Someone to show the O's how to execute

April 29, 1999|By Kevin Cowherd

If the Orioles are serious about turning around this car wreck of a season, there's only one man for the job.

Hint: He'd be the ultimate no-nonsense manager. Another hint: He's a huge baseball fan who routinely caps off the night at Havana's Palacio Nacional by clicking on ESPN.

Final hint: His national team plays the O's Monday night at Camden Yards.

Right, we're talking the Hall of Fame dictator, Cuba's Maximum Leader himself: Fidel Castro.

The benefits of having Fidel Castro as your manager are obvious.

For one thing, he's a big name, and big-name managers put fannies in the seats.

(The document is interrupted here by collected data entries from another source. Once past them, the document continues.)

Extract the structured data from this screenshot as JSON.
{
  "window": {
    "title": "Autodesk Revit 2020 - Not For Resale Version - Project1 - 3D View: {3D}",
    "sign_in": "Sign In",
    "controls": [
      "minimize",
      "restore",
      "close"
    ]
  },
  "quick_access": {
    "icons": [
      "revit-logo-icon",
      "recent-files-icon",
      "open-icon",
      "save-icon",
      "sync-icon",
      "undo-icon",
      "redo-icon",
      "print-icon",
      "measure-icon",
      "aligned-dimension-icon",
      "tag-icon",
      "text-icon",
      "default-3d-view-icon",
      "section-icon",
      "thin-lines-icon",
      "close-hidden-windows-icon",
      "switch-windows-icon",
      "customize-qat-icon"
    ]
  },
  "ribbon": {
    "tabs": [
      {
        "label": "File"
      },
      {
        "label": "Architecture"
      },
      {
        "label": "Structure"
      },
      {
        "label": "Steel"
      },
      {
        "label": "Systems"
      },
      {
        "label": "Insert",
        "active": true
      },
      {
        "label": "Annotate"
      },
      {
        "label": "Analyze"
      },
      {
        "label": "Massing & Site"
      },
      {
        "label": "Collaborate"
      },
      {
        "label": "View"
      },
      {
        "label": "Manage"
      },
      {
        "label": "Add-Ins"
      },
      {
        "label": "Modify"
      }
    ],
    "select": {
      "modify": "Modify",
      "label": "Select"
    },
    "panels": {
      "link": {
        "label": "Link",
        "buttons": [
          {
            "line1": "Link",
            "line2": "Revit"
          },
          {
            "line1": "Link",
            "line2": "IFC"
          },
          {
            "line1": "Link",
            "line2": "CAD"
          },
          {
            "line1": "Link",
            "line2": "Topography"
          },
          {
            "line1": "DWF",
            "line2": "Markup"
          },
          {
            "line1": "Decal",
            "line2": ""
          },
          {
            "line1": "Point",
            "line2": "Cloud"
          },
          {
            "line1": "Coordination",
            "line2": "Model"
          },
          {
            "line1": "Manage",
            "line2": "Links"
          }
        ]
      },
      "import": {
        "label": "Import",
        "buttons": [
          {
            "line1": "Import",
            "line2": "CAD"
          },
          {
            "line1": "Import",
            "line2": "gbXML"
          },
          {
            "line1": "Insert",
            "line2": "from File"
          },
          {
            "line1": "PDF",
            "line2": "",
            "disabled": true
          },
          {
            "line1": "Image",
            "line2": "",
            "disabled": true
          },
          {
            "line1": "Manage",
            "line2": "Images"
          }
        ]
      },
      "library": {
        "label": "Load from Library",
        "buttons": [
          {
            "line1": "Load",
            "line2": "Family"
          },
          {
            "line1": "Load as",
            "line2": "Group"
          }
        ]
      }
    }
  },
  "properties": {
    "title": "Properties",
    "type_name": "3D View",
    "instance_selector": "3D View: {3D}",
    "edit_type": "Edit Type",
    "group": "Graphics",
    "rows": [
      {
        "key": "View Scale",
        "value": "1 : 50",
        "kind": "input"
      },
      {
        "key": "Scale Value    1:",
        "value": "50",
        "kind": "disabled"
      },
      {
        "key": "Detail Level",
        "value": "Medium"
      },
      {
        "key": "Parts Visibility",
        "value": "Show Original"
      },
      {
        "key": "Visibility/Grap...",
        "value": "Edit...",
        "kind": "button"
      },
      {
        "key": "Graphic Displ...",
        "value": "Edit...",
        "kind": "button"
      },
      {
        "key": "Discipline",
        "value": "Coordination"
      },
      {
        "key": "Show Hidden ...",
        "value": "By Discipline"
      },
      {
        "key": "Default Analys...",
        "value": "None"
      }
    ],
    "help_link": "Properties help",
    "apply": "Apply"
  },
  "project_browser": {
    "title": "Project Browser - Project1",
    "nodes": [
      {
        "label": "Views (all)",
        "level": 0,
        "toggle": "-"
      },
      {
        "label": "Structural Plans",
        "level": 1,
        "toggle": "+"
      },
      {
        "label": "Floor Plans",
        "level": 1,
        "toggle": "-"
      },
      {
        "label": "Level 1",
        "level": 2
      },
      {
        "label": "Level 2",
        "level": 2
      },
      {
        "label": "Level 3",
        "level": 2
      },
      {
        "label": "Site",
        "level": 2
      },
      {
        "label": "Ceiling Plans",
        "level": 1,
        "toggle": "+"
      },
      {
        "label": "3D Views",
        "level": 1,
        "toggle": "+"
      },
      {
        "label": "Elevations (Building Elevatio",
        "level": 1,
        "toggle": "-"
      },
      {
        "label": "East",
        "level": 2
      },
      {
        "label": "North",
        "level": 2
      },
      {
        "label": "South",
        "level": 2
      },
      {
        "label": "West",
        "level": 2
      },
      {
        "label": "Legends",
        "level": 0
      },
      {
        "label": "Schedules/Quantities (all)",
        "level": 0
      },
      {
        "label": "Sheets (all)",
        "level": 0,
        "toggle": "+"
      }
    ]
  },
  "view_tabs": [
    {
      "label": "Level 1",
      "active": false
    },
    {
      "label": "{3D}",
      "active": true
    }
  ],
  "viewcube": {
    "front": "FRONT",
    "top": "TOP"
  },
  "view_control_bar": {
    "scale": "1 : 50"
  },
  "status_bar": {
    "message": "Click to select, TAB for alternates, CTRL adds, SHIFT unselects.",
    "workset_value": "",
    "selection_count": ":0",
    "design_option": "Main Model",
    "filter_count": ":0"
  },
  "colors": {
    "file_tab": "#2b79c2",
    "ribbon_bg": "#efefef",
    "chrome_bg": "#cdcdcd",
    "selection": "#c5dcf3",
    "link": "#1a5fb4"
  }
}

For another, you wouldn't need a six-figure contract to lure him here. As a die-hard communist, he'd be content if you kept him in clean fatigues and cigars.

The other thing is, this is a guy who gets results.

If you play for Castro and fail to run out a ground ball, you're gone, it's that simple.

Miss a sign from the third base coach, you're gone.

Understand, when I say you're gone, I don't mean you just lose your place in the lineup.

I mean you're literally gone.

In the middle of the night, a dark Russian sedan pulls up to your house, four burly guys in raincoats get out and hustle you away and no one ever sees you again.

The next day, a team "spokesman" in fatigues and a black beret would announce: "Senor Albert Belle is no longer with los Orioles de Baltimore."

And if anyone gets too nosy and asks "Well, where is Senor Belle?" the spokesman would say: "Senor Belle is taking una vacacion. Senor Rich Amaral will play right field.

"Viva la revolucion! There will be no more questions."

A tad harsh? Perhaps.

But, remember, this is a last-place team we're talking about. This is a team badly in need of shaking up.

And if it takes sending a few overpaid, uninterested players on, uh, vacation, who'd argue with that?

Here's another reason why Castro would be perfect for the Orioles: There's a tremendous air of negativity surrounding the ballclub right now. And who better to deal with negativity than Castro?

Look, in Cuba, people stand in line four hours just to buy an egg. They go days, sometimes weeks, without electricity. So you don't think there's a little bit of grumbling going on down there?

But the thing is, like all the great despots, Castro knows how to handle grumbling.

First thing he'd do as O's manager is end media access to the team. Win or lose, the O's would issue the same terse statement after every game: "Our brave campeones fought hard. As always, they will strive to do better manana, and to bring honor and glory to the cause. Viva, Fidel!"

And that would be it.

No moaning from the manager, no hand-wringing from the players, no endless analyzing before the TV cameras about what went wrong, who failed to hit in the clutch, who missed the cutoff man.

Now, let's be honest here. Are there risks involved in hiring Castro to manage the Orioles?

Of course.

For one thing, the man is getting up there in age. He's 73 and with the wild beard and the cigar-stained teeth and everything, he looks even older.

But you'd look old, too, if you'd spent your early years blowing up railroad tracks and bridges and ambushing government troops, and then hot-footing it back into the Sierra Maestra mountains.

Planning a good ambush can be very stressful; all the great revolutionaries, the Che Guevaras, the Ho Chi Minhs, looked old before their time.

The other thing about Castro is, he's not used to taking direction. This is a man who pretty much likes to do things his own way, which means he could butt heads with O's owner Peter Angelos.

If Angelos were to take him aside and say: "Fidel, maybe Brady should bat leadoff and Conine second," I don't know how that would go over.

I could see Castro quietly turning to one of his security men and whispering: "Take this meddling, imperialist perro away."

Still, it's worth a shot. What have the O's got to lose?

Me, I keep picturing this: a warm spring night, a sellout crowd at Camden Yards and a voice over the PA system intoning: "Ladies and gentlemen, let's give a warm Baltimore welcome to the new manager of the Orioles: Fidel Castro!"

And here he comes bounding out of the dugout on those spindly legs, green fatigues shimmering in the night, waving his army cap high in the air as he acknowledges a thunderous ovation from the crowd.

Gives me goose bumps just thinking about it.